Iba a contaros que le conocí por causalidad, pero no sería del todo cierto. Digamos que él ya se había fijado en mí y esperó el momento oportuno para provocar el primer encuentro, aunque de eso me enteré más tarde. Pese a que vivimos relativamente cerca no había reparado en él, aunque sí en su coche. Solía contemplarlo a menudo aparcado en la puerta de su casa, un modelo que siempre me ha llamado la atención.
No sé si será algo fuera de lo común, pero determinados coches siempre me han dado mucho morbo. Suelo fantasear, imaginando el prototipo de hombre que me gusta al volante del coche en cuestión, lo que activa de forma inmediata mis más íntimos deseos.
Con el paso de los años he llegado a la conclusión, y no exagero, que para mí es una especie de ?objeto fetiche?, algo no imprescindible, pero sí altamente motivador. Me apasiona sobremanera practicar el sexo dentro de un coche que me estimule, a pesar de que existen lugares mucho más cómodos, pero Natalie no suele buscar precisamente la comodidad como factor principal en sus relaciones sexuales.
Víctor y su coche hacían una pareja estupenda. Vamos, que ninguno de los dos tenía desperdicio. Me encantó su descaro y su sentido del humor cuando se decidió a abordarme en plena calle. Me hizo reír, mucho, y tomamos algo en una cafetería cercana esa misma tarde.
Me sorprendió gratamente al revelar que solía verme todos los días durante mi etapa escolar, cuando regresaba del colegio y él lo hacía del trabajo, contándome detalles que me hicieron recordar y sonrojar.

Al comenzar mi etapa universitaria, mi uniforme de colegiala (faldita de cuadros incluida) dio paso a los vaqueros, las blusas escotadas, los vestidos y los zapatos altos de tacón y el destino hizo que continuase pasando por esa calle prácticamente a diario. Él sólo tuvo que encontrar el momento adecuado. La buena química y la tensión sexual que surgieron entre ambos desde el principio hicieron el resto.

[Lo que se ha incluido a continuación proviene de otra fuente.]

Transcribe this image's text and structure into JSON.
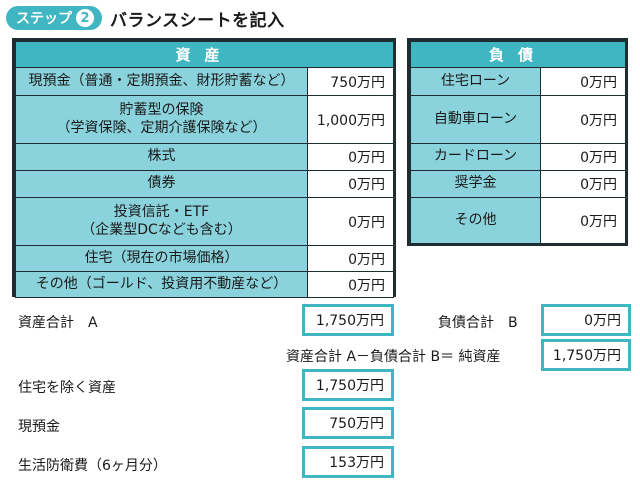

Una tarde, después de clase, vino a recogerme a la facultad en su maravilloso coche. Íbamos de camino al cine, había comprado un par de entradas para el estreno de una película. No sé en qué momento exacto me desvinculé por completo de la conversación que estábamos teniendo, sólo recuerdo que le pedí que parara el coche.
No sé si fue el coche, la llegada del verano, la visión de sus perfectos abdominales a través de la camisa medio abierta o la forma en que manejaba la palanca de cambios, pero supe que ése era mi momento.
Entre besos y tocamientos más que insinuantes por mi parte hizo lo que pudo por dejar el coche medianamente bien estacionado. Recuerdo su lengua por todo mi cuerpo mientras me quitaba el vestido, sus palabras de deseo, cómo me apretaba fuerte con sus manos, tanto que a la mañana siguiente me desperté con señales más que evidentes, y cómo literalmente le rogué que entrase dentro de mí... en la parte trasera de aquel coche me coloqué a horcajadas sobre él, y todo evolucionó de forma natural.
Fue mi primera vez, pero creí morir de placer.
En ningún momento supo que él era "el primero". De hecho, nunca se lo dije y creo que ya nunca lo haré. No buscaba que me tratara con ternura, suavidad, delicadeza... en ese momento lo que el cuerpo me pedía era sexo, pasión, desenfreno... ya habría tiempo para hacer el amor estando enamorada, y claro que lo hubo.
Nuestros encuentros fueron frecuentes hasta que conocí a D. y el amor dio un vuelco a mi vida. No exagero si os aseguro en confianza que más de la mitad tuvieron como escenario principal el ?coche fetiche?, y no precisamente por falta de alternativas.
Aún hoy si pienso en Víctor me viene a la cabeza inmediatamente el recuerdo de ese coche... sigue siendo uno de mis favoritos.